Oko Poly invents anti-COVID-19 hand washing machine
FEDERAL Polytechnic, Oko, has manufactured an anti COVID-19 hand washing machine to help to contain the spread of coronavirus.
The machine is solar powered and fully automated with soap and water dispensing sections, hand drying and two hand sanitising sections.
The machine was manufactured by a team of engineers from the institution.
In a speech during inauguration of the project, the rector, Dr Francisca Nwafulugo, said the project was embarked upon to strengthen the fight against COVID-19 pandemic.
She expressed appreciation to the team for being able to deliver a good job within very short notice.
“The machine is solar powered, energy-conserving and cost saving. The machine is automated and censored to detect palms and can serve three persons at a go, while upholding the physical distancing rule.
“Solar power is a renewable energy that we can get every day as it does not attract any cost. It is pollution free because it does not emit gases.”
The rector said the machine was safe and could be sited in strategic places such as markets, schools, banks, ministries for use to contain the spread of the pandemic. “It will be officially presented to the state government soon”.
Dr Nwafulugo, an engineer said: “Everything about the machine is locally produced including the liquid soap and hand sanitisers that it uses, which were produced by the Medical Services Unit of the institution.
“The Departments of Science Laboratory Technology and Fashion and Designing Technology had earlier produced hand sanitisers and face masks respectively that have been donated to the host community.

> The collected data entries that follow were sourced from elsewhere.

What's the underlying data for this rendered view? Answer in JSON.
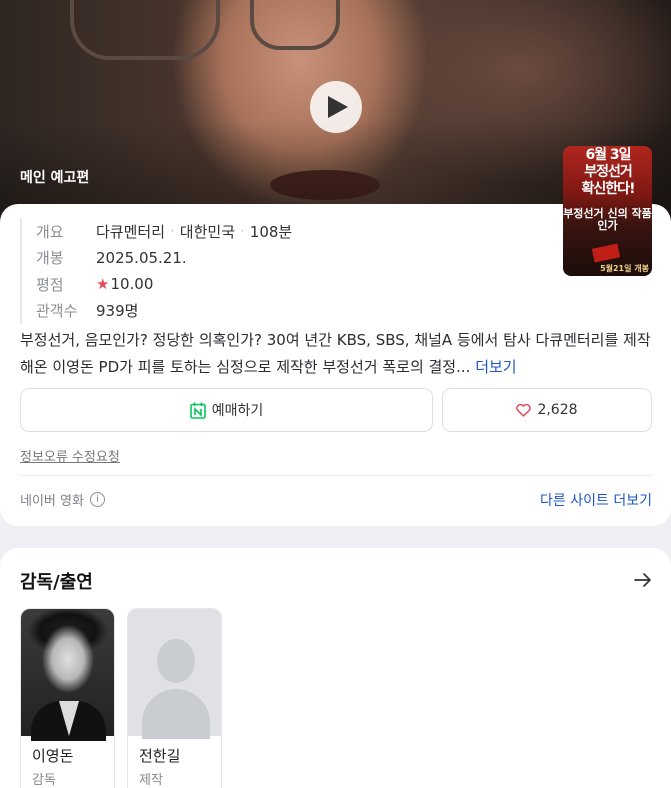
{
  "hero": {
    "trailer_label": "메인 예고편"
  },
  "poster": {
    "line1": "6월 3일",
    "line2": "부정선거",
    "line3": "확신한다!",
    "small": "",
    "mid": "부정선거 신의 작품인가",
    "bottom": "5월21일 개봉"
  },
  "info": {
    "rows": [
      {
        "key": "개요",
        "value_parts": [
          "다큐멘터리",
          "대한민국",
          "108분"
        ]
      },
      {
        "key": "개봉",
        "value": "2025.05.21."
      },
      {
        "key": "평점",
        "star": "★",
        "value": "10.00"
      },
      {
        "key": "관객수",
        "value": "939명"
      }
    ],
    "synopsis": "부정선거, 음모인가? 정당한 의혹인가? 30여 년간 KBS, SBS, 채널A 등에서 탐사 다큐멘터리를 제작해온 이영돈 PD가 피를 토하는 심정으로 제작한 부정선거 폭로의 결정...",
    "more_label": "더보기",
    "book_label": "예매하기",
    "like_count": "2,628",
    "report_label": "정보오류 수정요청",
    "source_label": "네이버 영화",
    "other_sites_label": "다른 사이트 더보기"
  },
  "cast": {
    "title": "감독/출연",
    "people": [
      {
        "name": "이영돈",
        "role": "감독"
      },
      {
        "name": "전한길",
        "role": "제작"
      }
    ]
  },
  "colors": {
    "accent_link": "#1e56c8",
    "star": "#e24d5a",
    "booking_icon": "#03c75a"
  }
}
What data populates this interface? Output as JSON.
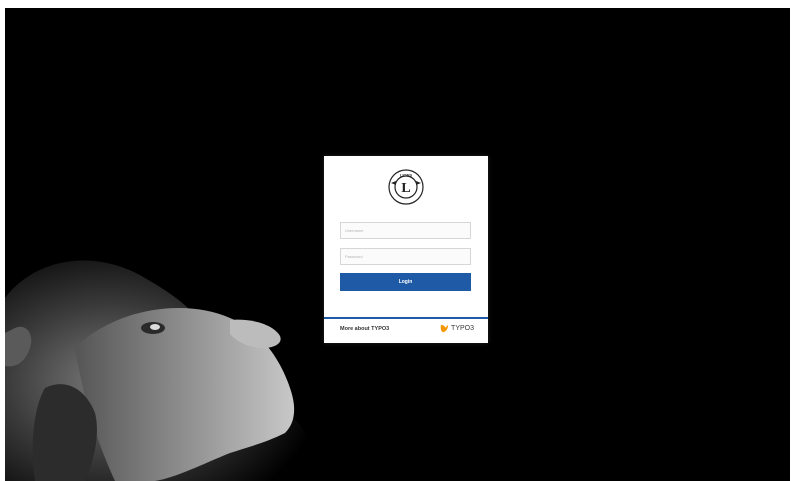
{
  "login": {
    "username_placeholder": "Username",
    "password_placeholder": "Password",
    "login_label": "Login"
  },
  "footer": {
    "more_link": "More about TYPO3",
    "brand_text": "TYPO3"
  },
  "logo": {
    "text": "LIONS"
  },
  "colors": {
    "background": "#000000",
    "accent": "#1f5aa6",
    "typo3_orange": "#f49700"
  },
  "icons": {
    "logo": "lions-logo-icon",
    "brand": "typo3-icon"
  }
}
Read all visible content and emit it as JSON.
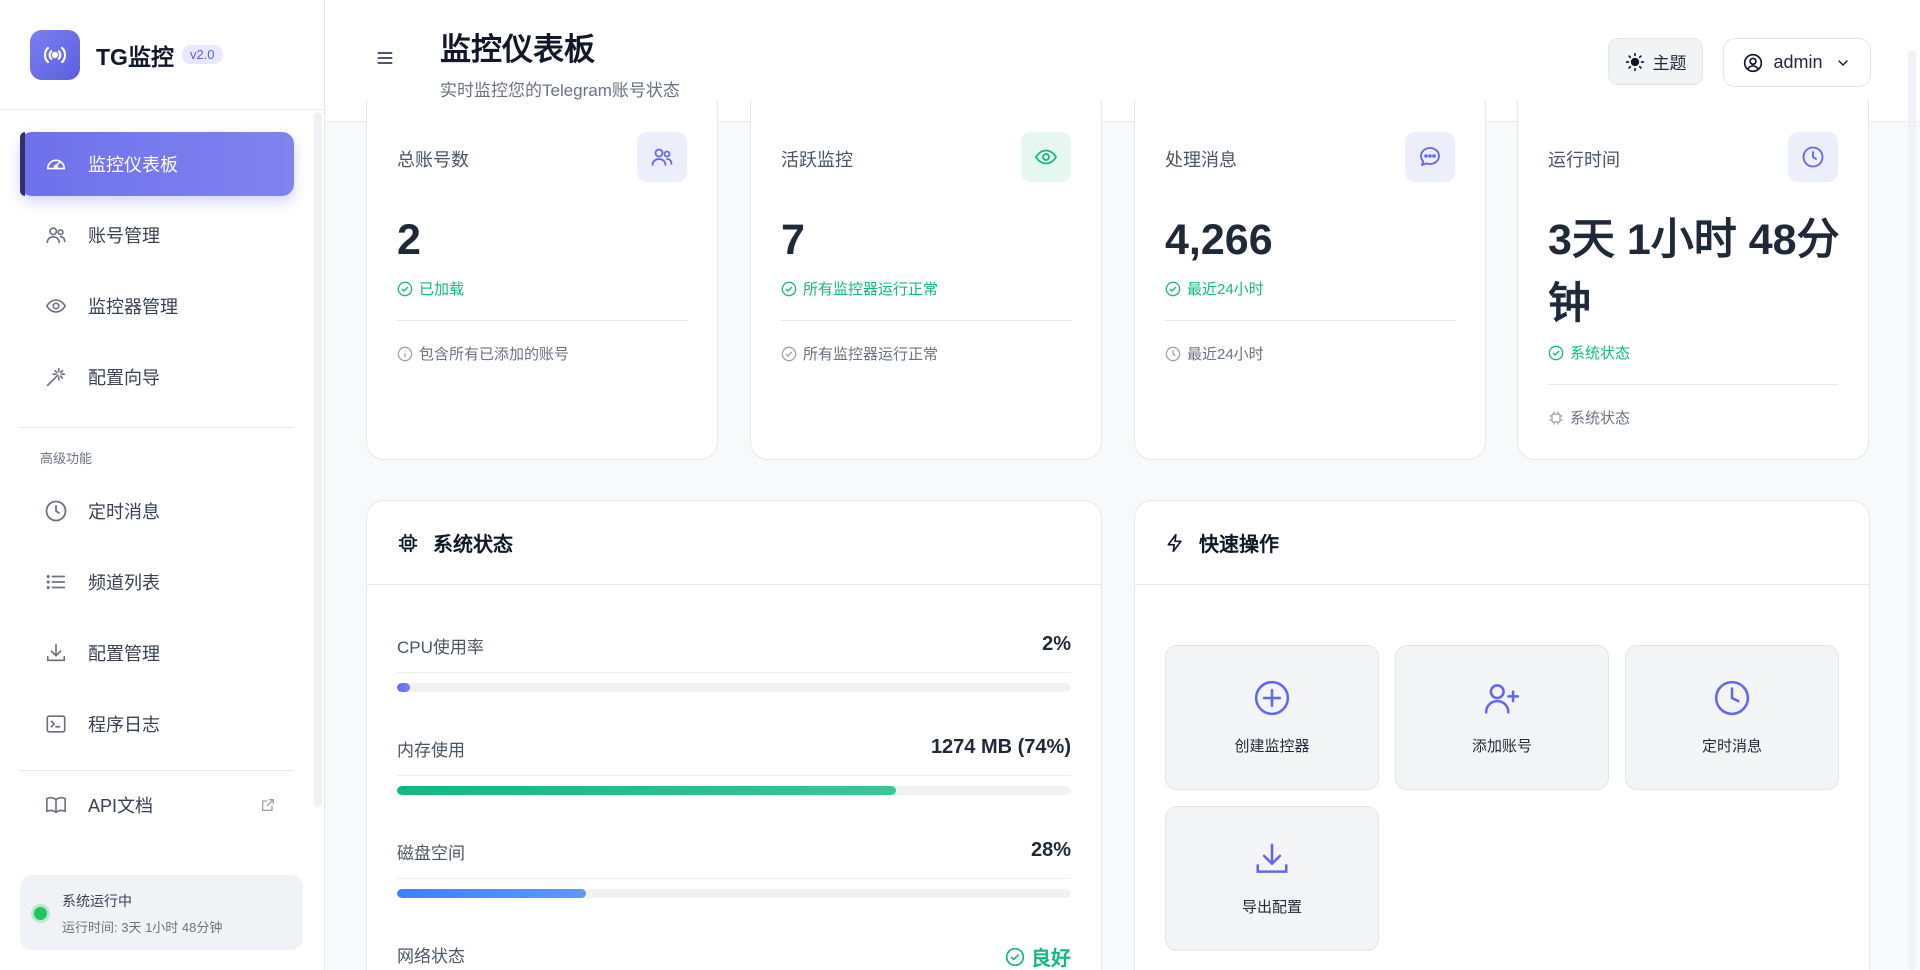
{
  "brand": {
    "name": "TG监控",
    "version": "v2.0"
  },
  "sidebar": {
    "items": [
      {
        "label": "监控仪表板",
        "active": true
      },
      {
        "label": "账号管理"
      },
      {
        "label": "监控器管理"
      },
      {
        "label": "配置向导"
      }
    ],
    "section_title": "高级功能",
    "advanced": [
      {
        "label": "定时消息"
      },
      {
        "label": "频道列表"
      },
      {
        "label": "配置管理"
      },
      {
        "label": "程序日志"
      }
    ],
    "api_docs": "API文档",
    "status": {
      "title": "系统运行中",
      "uptime": "运行时间: 3天 1小时 48分钟"
    }
  },
  "header": {
    "title": "监控仪表板",
    "subtitle": "实时监控您的Telegram账号状态",
    "theme_label": "主题",
    "user": "admin"
  },
  "stats": [
    {
      "label": "总账号数",
      "value": "2",
      "status": "已加载",
      "note": "包含所有已添加的账号",
      "icon": "users-icon"
    },
    {
      "label": "活跃监控",
      "value": "7",
      "status": "所有监控器运行正常",
      "note": "所有监控器运行正常",
      "icon": "eye-icon"
    },
    {
      "label": "处理消息",
      "value": "4,266",
      "status": "最近24小时",
      "note": "最近24小时",
      "icon": "message-icon"
    },
    {
      "label": "运行时间",
      "value": "3天 1小时 48分钟",
      "status": "系统状态",
      "note": "系统状态",
      "icon": "clock-icon"
    }
  ],
  "system": {
    "title": "系统状态",
    "cpu": {
      "label": "CPU使用率",
      "value": "2%",
      "percent": 2
    },
    "memory": {
      "label": "内存使用",
      "value": "1274 MB (74%)",
      "percent": 74
    },
    "disk": {
      "label": "磁盘空间",
      "value": "28%",
      "percent": 28
    },
    "network": {
      "label": "网络状态",
      "value": "良好"
    }
  },
  "quick": {
    "title": "快速操作",
    "actions": [
      {
        "label": "创建监控器",
        "icon": "plus-circle-icon"
      },
      {
        "label": "添加账号",
        "icon": "user-plus-icon"
      },
      {
        "label": "定时消息",
        "icon": "clock-icon"
      },
      {
        "label": "导出配置",
        "icon": "download-icon"
      }
    ]
  },
  "colors": {
    "accent": "#6366f1",
    "success": "#10b981",
    "cpu_bar": "#6366f1",
    "memory_bar": "#10b981",
    "disk_bar": "#3b82f6"
  }
}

“We have concluded arrangements over online lectures for our students because we do not want them to be idle as they stay at home because of the pandemic. Our online lectures will soon commence,” Dr Nwafulugo noted.
Mr Christopher Osuji, chairman of the team and lecturer in the Department of Electrical Electronics said the project was completed within a week.
According to him, the machine has 95 per cent local content and has a lifespan of five years, while the lifespan of its solar energy supply is 25 years.
“The gallons of soap and sanitisers inside the machine will serve 1, 000 persons.”
Mr Osuji noted that the task was given to them by the rector, who also sponsored it. “It is aimed at strengthening the fight against COVID-19 pandemic as well as expose the students to required practical as some students were incorporated into the team”.
He noted that the team had already commenced work on another machine that could detect COVID-19 virus.
“When a user places his hands under the water and soap dispensing section, the circuit comes up as the sensors detects the palms and lets down the liquid soap and water.
“At the hand drying section, the hands get dried. The user, then, collects sanitisers, at hand sanitising section without touching any surface on the machine.
“Three persons can use the machine at the same time and still maintain physical distancing.
“Not less than 20 pieces of the machine can be produced within a week at a minimum cost of N400, 000,” Osuji said.
The Institution’s Librarian, Mrs Nwabu Ezemba described the project as progressive, noting that such had never been recorded in the institution.
Felix Ibeamaka, one of the incorporated students remarked: “technology is a beautiful thing. Working on the project with my lecturers and fellow students enriched my knowledge”.
The Deputy Rector, Dr Izuchukwu Onu and the Student’s Union President demonstrated the hand washing practice for people to see.
Members of the team are Obinna Otuu, Chike Nwulum, Emeka Nwankwo and Paul Abanga, all lecturers from various units in the engineering department.